Эта последняя фраза Попова все время звучала в памяти Орловцева. Да, изменчива счастливая звезда пехотного офицера в бою. А сам Орловцев кроме военной службы еще ничего не успел: нет ни семьи, ни детей, и он все еще не встретил ту желанную женщину, которая могла бы стать его счастьем, его домашней крепостью, его ангелом-хранителем.

Промучившись на полу ещё какое-то время, капитан поднялся, отряхнул мундир от налипшей соломы и вышел на улицу из душного сарая, заполненного звуками тяжёлого, полубредового сна и стонами раненых. Приближалась полночь, со всех сторон до самого горизонта пылали деревни и хутора, казалось, что языки пламени лижут небо, вот-вот достанут до луны и с хищной страстью начнут целовать её круглое пористое лицо. Доносился отрывистый сухой треск одиночных винтовочных выстрелов и редкие глухие залпы орудий. Его конь, привязанный к дереву длинной верёвкой, мирно пасся за двором. Орловцев с любовью огладил бока Бархата, отвязал его и вскочил в седло. С досадой на себя вспомнил, что из-за усталости не напоил коня, спешился, отыскал у дворового колодца багор с привязанным к нему ведром, зачерпнул воды и терпеливо подождал, когда конь напьётся.

Ночь за оградой двора наполняли не привычные для сельских мест шорохи мышей-полёвок, стрекот цикад и уханье сов, а совсем чуждые этой тёплой августовской темени тревожные звуки: возгласы ездовых, погоняющих коней, стоны раненых, крики солдат, отбившихся от своих рот… Орловцев тронулся со двора и медленно поехал по дороге в ту сторону, откуда часа два назад прибыл к хутору. Навстречу ещё тянулись раненые, которых поддерживали их товарищи, и по-прежнему совсем мало было санитаров.
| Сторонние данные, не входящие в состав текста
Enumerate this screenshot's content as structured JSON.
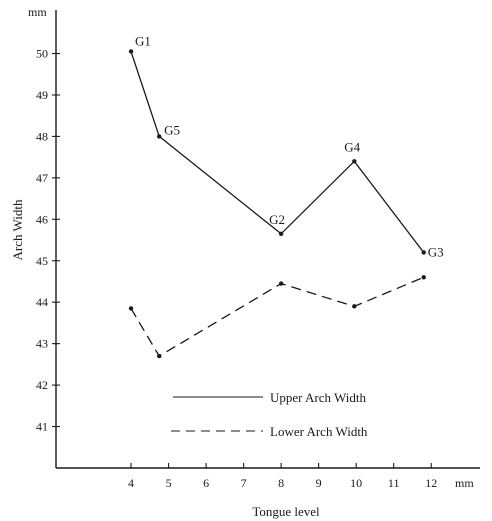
{
  "chart_data": {
    "type": "line",
    "xlabel": "Tongue level",
    "ylabel": "Arch Width",
    "x_unit": "mm",
    "y_unit": "mm",
    "xlim": [
      2.0,
      13.3
    ],
    "ylim": [
      40,
      51.05
    ],
    "x_ticks": [
      4,
      5,
      6,
      7,
      8,
      9,
      10,
      11,
      12
    ],
    "y_ticks": [
      41,
      42,
      43,
      44,
      45,
      46,
      47,
      48,
      49,
      50
    ],
    "legend_position": "bottom-right",
    "grid": false,
    "series": [
      {
        "name": "Upper Arch Width",
        "line_style": "solid",
        "points": [
          {
            "x": 4.0,
            "y": 50.05,
            "label": "G1"
          },
          {
            "x": 4.75,
            "y": 48.0,
            "label": "G5"
          },
          {
            "x": 8.0,
            "y": 45.65,
            "label": "G2"
          },
          {
            "x": 9.95,
            "y": 47.4,
            "label": "G4"
          },
          {
            "x": 11.8,
            "y": 45.2,
            "label": "G3"
          }
        ]
      },
      {
        "name": "Lower Arch Width",
        "line_style": "dashed",
        "points": [
          {
            "x": 4.0,
            "y": 43.85
          },
          {
            "x": 4.75,
            "y": 42.7
          },
          {
            "x": 8.0,
            "y": 44.45
          },
          {
            "x": 9.95,
            "y": 43.9
          },
          {
            "x": 11.8,
            "y": 44.6
          }
        ]
      }
    ]
  }
}
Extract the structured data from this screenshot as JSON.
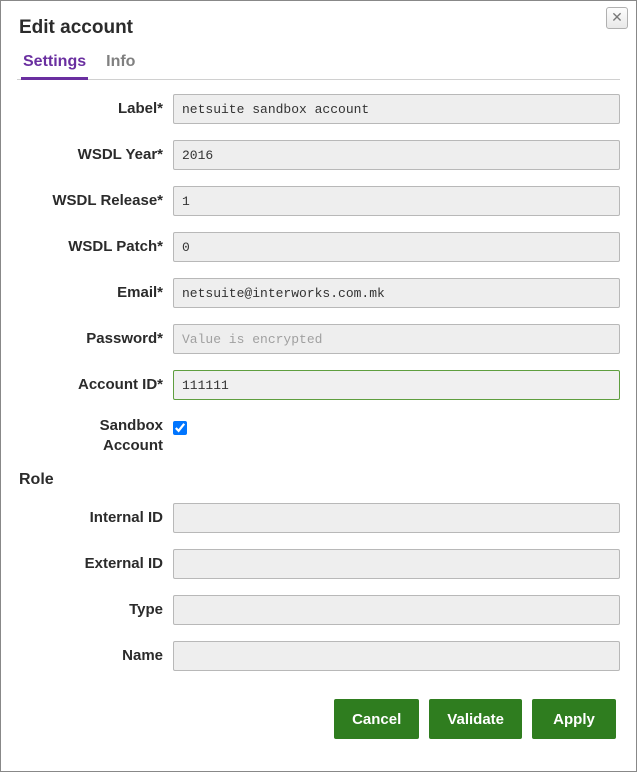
{
  "dialog": {
    "title": "Edit account",
    "close_symbol": "✕"
  },
  "tabs": {
    "settings": "Settings",
    "info": "Info"
  },
  "fields": {
    "label": {
      "caption": "Label*",
      "value": "netsuite sandbox account"
    },
    "wsdl_year": {
      "caption": "WSDL Year*",
      "value": "2016"
    },
    "wsdl_release": {
      "caption": "WSDL Release*",
      "value": "1"
    },
    "wsdl_patch": {
      "caption": "WSDL Patch*",
      "value": "0"
    },
    "email": {
      "caption": "Email*",
      "value": "netsuite@interworks.com.mk"
    },
    "password": {
      "caption": "Password*",
      "value": "",
      "placeholder": "Value is encrypted"
    },
    "account_id": {
      "caption": "Account ID*",
      "value": "111111",
      "focused": true
    },
    "sandbox": {
      "caption": "Sandbox Account",
      "checked": true
    }
  },
  "role": {
    "header": "Role",
    "internal_id": {
      "caption": "Internal ID",
      "value": ""
    },
    "external_id": {
      "caption": "External ID",
      "value": ""
    },
    "type": {
      "caption": "Type",
      "value": ""
    },
    "name": {
      "caption": "Name",
      "value": ""
    }
  },
  "buttons": {
    "cancel": "Cancel",
    "validate": "Validate",
    "apply": "Apply"
  },
  "colors": {
    "accent_tab": "#6a2fa0",
    "button_bg": "#2f7d1f",
    "input_bg": "#eeeeee",
    "border": "#b8b8b8",
    "focus_border": "#5f9e3f"
  }
}
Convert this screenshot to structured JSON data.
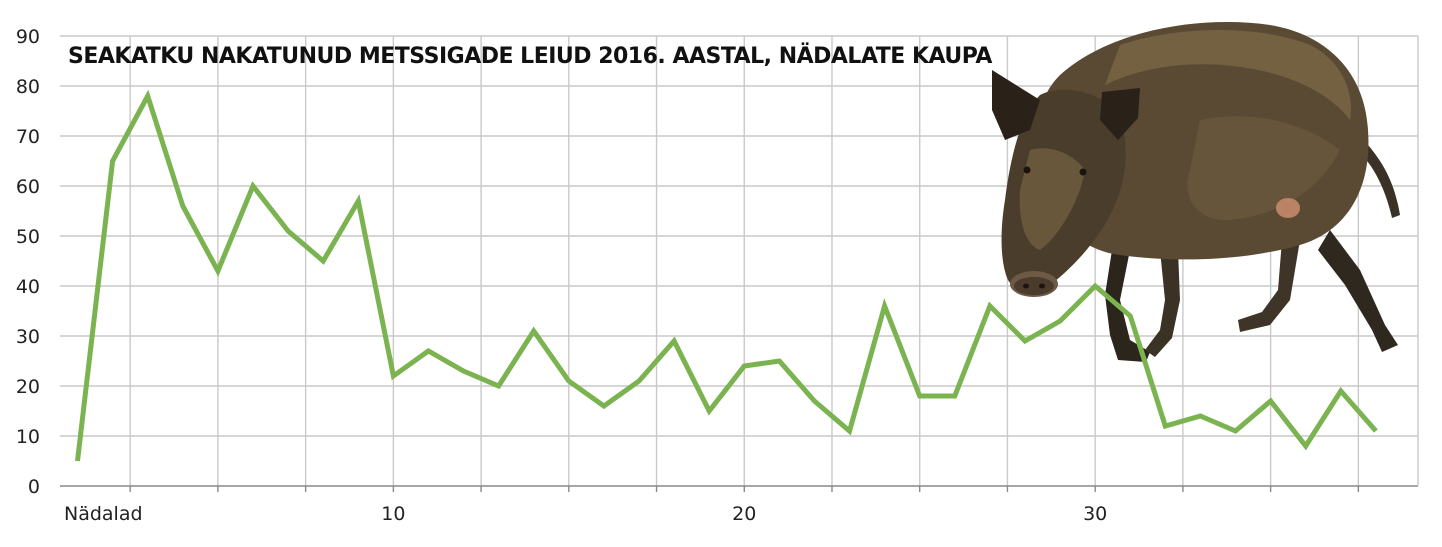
{
  "chart_data": {
    "type": "line",
    "title": "SEAKATKU NAKATUNUD METSSIGADE LEIUD 2016. AASTAL, NÄDALATE KAUPA",
    "xlabel": "Nädalad",
    "ylabel": "",
    "x": [
      1,
      2,
      3,
      4,
      5,
      6,
      7,
      8,
      9,
      10,
      11,
      12,
      13,
      14,
      15,
      16,
      17,
      18,
      19,
      20,
      21,
      22,
      23,
      24,
      25,
      26,
      27,
      28,
      29,
      30,
      31,
      32,
      33,
      34,
      35,
      36,
      37,
      38
    ],
    "series": [
      {
        "values": [
          5,
          65,
          78,
          56,
          43,
          60,
          51,
          45,
          57,
          22,
          27,
          23,
          20,
          31,
          21,
          16,
          21,
          29,
          15,
          24,
          25,
          17,
          11,
          36,
          18,
          18,
          36,
          29,
          33,
          40,
          34,
          12,
          14,
          11,
          17,
          8,
          19,
          11
        ]
      }
    ],
    "xticks": [
      10,
      20,
      30
    ],
    "xtick_labels": [
      "10",
      "20",
      "30"
    ],
    "ylim": [
      0,
      90
    ],
    "yticks": [
      0,
      10,
      20,
      30,
      40,
      50,
      60,
      70,
      80,
      90
    ],
    "grid": true,
    "legend": "none",
    "colors": {
      "line": "#7ab350",
      "grid": "#c9c9c9",
      "axis": "#888888",
      "text": "#222222"
    }
  },
  "image": {
    "icon": "wild-boar-photo"
  }
}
Две повозки, груженные телами раненых и трупами убитых, медленно двигались на восток в надежде наткнуться на лазарет. Откуда-то из глубины поля, поглощённого темнотой, донеслось:

— Братцы, помогите! Сюда, сюда! — Орловцев поскакал на голос и вскоре наткнулся на солдатиков, которые вытаскивали орудия на дорогу. Оказалось, что кричал офицер приданной полку 1-й артиллерийской батареи, прося помощи, чтобы вытащить три орудия, застрявшие здесь во время боя. Вся орудийная прислуга, наводчики и лошади убиты или ранены. Артиллерист переживал, как бы орудия не достались немцам. А где свои, где немцы, разве ночью разберёшь? Усталые солдаты вытащили на дорогу и катили на руках три орудия с зарядными ящиками километра два, пока не сдали их артиллерийскому офицеру, спешившему за ними с запасными лошадьми и ездовыми.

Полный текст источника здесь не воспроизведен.